Fats Domino, Rock Pioneer, Dead at 89

Fats Domino, whose boogie-woogie style of piano playing influenced generations of rock n’ roll musicians, died Tuesday in Louisiana. He was 89.

Born Antoine Domino, Jr. in New Orleans in 1928, the pianist and singer was second only to Elvis Presley in sales during the early rock n’ roll era of the late ’50s and early ’60s.

Domino’s string of hits included “Ain’t That a Shame,” “Blueberry Hill” and “Walking to New Orleans.” His New Orleans upbringing influenced his music, incorporating the rollicking piano style of Fats Waller and Professor Longhair.

Domino’s influence has carried on through the works of the Beatles, Cheap Trick, Led Zeppelin and Randy Newman.
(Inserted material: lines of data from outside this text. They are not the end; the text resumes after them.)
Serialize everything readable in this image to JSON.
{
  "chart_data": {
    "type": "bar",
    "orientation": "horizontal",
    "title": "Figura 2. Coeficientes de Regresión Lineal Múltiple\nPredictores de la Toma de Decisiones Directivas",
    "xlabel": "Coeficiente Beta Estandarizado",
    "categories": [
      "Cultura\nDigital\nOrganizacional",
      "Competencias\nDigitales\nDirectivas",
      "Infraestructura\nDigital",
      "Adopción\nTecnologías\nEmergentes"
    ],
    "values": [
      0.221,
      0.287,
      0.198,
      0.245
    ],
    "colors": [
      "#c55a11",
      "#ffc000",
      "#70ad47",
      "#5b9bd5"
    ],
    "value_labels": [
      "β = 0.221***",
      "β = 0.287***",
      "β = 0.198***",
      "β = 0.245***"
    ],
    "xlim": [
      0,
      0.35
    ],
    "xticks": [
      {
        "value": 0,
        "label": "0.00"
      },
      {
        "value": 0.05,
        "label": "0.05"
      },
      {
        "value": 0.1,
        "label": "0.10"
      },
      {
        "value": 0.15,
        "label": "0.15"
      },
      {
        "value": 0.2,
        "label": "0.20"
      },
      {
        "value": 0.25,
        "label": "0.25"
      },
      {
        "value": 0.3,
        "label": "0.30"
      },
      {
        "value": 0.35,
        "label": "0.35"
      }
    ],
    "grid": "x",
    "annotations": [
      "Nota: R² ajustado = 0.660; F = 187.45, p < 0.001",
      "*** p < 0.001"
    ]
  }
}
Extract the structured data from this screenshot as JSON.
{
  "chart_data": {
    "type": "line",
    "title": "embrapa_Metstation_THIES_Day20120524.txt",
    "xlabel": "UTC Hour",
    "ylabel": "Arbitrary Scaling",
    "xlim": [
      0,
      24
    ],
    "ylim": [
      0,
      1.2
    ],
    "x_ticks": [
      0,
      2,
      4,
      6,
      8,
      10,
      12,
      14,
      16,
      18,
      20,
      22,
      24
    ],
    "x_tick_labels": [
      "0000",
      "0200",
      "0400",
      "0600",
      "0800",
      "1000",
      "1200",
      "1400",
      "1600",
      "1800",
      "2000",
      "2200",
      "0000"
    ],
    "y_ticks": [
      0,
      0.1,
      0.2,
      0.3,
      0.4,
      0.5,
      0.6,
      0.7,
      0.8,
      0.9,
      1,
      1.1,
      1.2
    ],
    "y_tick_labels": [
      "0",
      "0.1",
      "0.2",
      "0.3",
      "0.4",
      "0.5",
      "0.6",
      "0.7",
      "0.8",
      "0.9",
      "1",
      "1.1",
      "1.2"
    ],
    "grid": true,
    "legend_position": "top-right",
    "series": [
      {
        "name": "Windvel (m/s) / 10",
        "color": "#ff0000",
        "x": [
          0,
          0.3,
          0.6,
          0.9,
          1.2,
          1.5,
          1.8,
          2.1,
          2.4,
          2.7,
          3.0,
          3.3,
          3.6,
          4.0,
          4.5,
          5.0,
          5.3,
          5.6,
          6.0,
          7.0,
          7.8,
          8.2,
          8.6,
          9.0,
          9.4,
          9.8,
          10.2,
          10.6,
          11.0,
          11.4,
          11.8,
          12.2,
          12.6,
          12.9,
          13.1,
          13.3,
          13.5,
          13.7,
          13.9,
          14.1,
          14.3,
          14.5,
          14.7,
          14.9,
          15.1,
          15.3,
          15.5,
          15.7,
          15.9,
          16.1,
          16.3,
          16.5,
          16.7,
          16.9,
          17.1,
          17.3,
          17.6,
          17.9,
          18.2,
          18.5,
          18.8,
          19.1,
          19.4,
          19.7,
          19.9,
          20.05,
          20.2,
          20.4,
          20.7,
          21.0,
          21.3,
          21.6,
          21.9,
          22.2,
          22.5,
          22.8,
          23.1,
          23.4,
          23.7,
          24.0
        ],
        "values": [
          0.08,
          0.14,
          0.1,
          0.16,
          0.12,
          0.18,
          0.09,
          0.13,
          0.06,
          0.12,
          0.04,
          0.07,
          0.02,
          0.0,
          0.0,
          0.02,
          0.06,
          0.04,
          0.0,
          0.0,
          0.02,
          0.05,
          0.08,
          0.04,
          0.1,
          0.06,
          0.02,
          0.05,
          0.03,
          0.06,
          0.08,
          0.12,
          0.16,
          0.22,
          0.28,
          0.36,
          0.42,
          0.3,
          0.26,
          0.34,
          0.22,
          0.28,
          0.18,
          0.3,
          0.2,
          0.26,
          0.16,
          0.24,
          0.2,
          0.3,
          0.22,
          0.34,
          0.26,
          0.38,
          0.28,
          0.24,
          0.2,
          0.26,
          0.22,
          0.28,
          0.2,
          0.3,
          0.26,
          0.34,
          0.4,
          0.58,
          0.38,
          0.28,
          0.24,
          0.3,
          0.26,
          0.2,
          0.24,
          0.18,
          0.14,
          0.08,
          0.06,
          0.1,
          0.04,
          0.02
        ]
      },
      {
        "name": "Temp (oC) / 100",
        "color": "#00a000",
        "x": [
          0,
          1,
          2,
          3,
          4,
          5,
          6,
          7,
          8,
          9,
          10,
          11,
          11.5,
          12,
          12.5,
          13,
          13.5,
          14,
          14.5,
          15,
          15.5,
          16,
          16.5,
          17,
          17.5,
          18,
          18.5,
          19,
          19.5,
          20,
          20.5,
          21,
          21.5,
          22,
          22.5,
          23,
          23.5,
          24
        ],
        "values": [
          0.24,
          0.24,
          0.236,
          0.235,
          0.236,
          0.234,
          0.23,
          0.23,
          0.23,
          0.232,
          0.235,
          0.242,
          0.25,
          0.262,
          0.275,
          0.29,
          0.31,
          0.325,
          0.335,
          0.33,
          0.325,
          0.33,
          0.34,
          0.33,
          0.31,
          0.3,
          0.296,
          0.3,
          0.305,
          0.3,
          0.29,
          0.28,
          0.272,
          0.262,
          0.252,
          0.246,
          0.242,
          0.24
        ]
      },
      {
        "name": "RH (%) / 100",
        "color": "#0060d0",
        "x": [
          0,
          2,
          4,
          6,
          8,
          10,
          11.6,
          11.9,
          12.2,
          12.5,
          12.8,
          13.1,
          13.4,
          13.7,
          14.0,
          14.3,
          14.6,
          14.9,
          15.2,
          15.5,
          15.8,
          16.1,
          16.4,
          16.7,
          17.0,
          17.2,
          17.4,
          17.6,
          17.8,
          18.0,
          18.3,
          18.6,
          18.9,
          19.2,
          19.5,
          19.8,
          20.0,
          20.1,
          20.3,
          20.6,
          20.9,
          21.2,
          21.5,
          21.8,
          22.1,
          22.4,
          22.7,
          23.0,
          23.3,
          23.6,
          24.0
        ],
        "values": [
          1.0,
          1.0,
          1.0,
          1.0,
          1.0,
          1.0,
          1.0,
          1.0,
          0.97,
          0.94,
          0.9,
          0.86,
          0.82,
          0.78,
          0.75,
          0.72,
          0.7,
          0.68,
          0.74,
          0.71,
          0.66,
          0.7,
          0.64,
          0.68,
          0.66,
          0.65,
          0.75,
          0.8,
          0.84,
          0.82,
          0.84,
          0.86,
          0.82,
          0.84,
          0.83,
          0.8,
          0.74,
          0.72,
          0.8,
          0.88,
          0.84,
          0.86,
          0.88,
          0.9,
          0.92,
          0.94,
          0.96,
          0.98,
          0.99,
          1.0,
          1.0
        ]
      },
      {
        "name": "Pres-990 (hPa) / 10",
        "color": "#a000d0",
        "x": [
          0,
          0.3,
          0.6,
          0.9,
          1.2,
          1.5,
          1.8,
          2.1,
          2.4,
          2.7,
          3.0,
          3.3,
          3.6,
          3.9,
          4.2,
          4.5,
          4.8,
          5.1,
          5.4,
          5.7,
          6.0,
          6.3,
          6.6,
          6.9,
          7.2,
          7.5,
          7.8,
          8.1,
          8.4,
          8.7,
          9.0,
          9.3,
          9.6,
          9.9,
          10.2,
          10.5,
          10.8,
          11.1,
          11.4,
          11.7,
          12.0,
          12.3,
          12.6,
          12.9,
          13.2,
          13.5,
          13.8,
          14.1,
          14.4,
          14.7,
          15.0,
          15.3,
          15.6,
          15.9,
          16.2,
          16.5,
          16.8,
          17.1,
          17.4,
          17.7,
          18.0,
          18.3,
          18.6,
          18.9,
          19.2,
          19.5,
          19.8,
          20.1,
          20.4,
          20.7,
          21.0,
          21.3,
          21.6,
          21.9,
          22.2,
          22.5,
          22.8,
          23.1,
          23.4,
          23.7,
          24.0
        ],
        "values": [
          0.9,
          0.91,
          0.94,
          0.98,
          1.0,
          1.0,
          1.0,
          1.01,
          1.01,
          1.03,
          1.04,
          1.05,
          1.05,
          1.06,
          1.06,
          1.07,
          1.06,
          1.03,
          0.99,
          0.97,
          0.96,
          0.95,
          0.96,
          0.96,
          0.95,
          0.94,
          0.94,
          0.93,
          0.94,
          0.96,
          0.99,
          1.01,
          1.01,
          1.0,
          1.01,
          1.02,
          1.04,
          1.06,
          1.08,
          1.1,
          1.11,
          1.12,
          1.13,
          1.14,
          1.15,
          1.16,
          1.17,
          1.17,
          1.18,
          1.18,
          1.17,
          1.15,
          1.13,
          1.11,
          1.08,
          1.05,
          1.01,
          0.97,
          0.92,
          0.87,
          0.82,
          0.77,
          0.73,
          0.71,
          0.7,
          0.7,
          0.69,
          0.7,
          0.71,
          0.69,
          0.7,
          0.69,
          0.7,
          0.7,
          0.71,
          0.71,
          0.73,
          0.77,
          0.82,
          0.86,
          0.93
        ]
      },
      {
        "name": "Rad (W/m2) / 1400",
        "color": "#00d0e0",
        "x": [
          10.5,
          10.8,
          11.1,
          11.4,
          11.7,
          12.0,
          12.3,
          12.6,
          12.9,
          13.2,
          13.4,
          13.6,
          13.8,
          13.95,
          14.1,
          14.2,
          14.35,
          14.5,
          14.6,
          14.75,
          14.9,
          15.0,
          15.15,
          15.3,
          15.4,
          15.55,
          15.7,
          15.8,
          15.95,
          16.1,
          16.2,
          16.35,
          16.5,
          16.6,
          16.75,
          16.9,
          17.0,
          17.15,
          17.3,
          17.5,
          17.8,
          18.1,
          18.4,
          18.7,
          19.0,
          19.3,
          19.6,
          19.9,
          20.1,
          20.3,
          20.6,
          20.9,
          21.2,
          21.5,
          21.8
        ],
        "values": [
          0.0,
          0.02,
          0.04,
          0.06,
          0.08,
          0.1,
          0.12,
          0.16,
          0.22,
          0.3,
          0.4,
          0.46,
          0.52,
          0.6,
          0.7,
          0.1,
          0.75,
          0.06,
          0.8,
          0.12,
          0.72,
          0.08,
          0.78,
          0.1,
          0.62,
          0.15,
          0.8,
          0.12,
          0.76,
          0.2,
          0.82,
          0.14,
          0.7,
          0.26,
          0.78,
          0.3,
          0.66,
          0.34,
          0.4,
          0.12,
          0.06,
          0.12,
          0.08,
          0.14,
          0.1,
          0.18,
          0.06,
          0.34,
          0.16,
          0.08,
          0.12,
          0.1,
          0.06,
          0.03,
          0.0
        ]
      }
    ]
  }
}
While he is largely credited with being one of the fathers of rock n’ roll, Domino dismissed the notion, telling Rolling Stone, “it wasn’t anything but the same rhythm and blues I’d been playin’ down in New Orleans.”

Domino’s relationship with his long time co-writer and producer Dave Bartholomew generated a string of hits as well as a style of production that influenced Phil Spector’s Wall of Sound. Bartholomew brought extra bass and drums into the studio to assure they could be heard above Domino’s piano. Bartholomew said of his late partner, “just like the cornerstone — you build a new church and you lay the cornerstone, and if the church burns down, the cornerstone is still there.”

He was married in 1947 to Rosemary Hall and they had eight children, all with names that began with the letter A.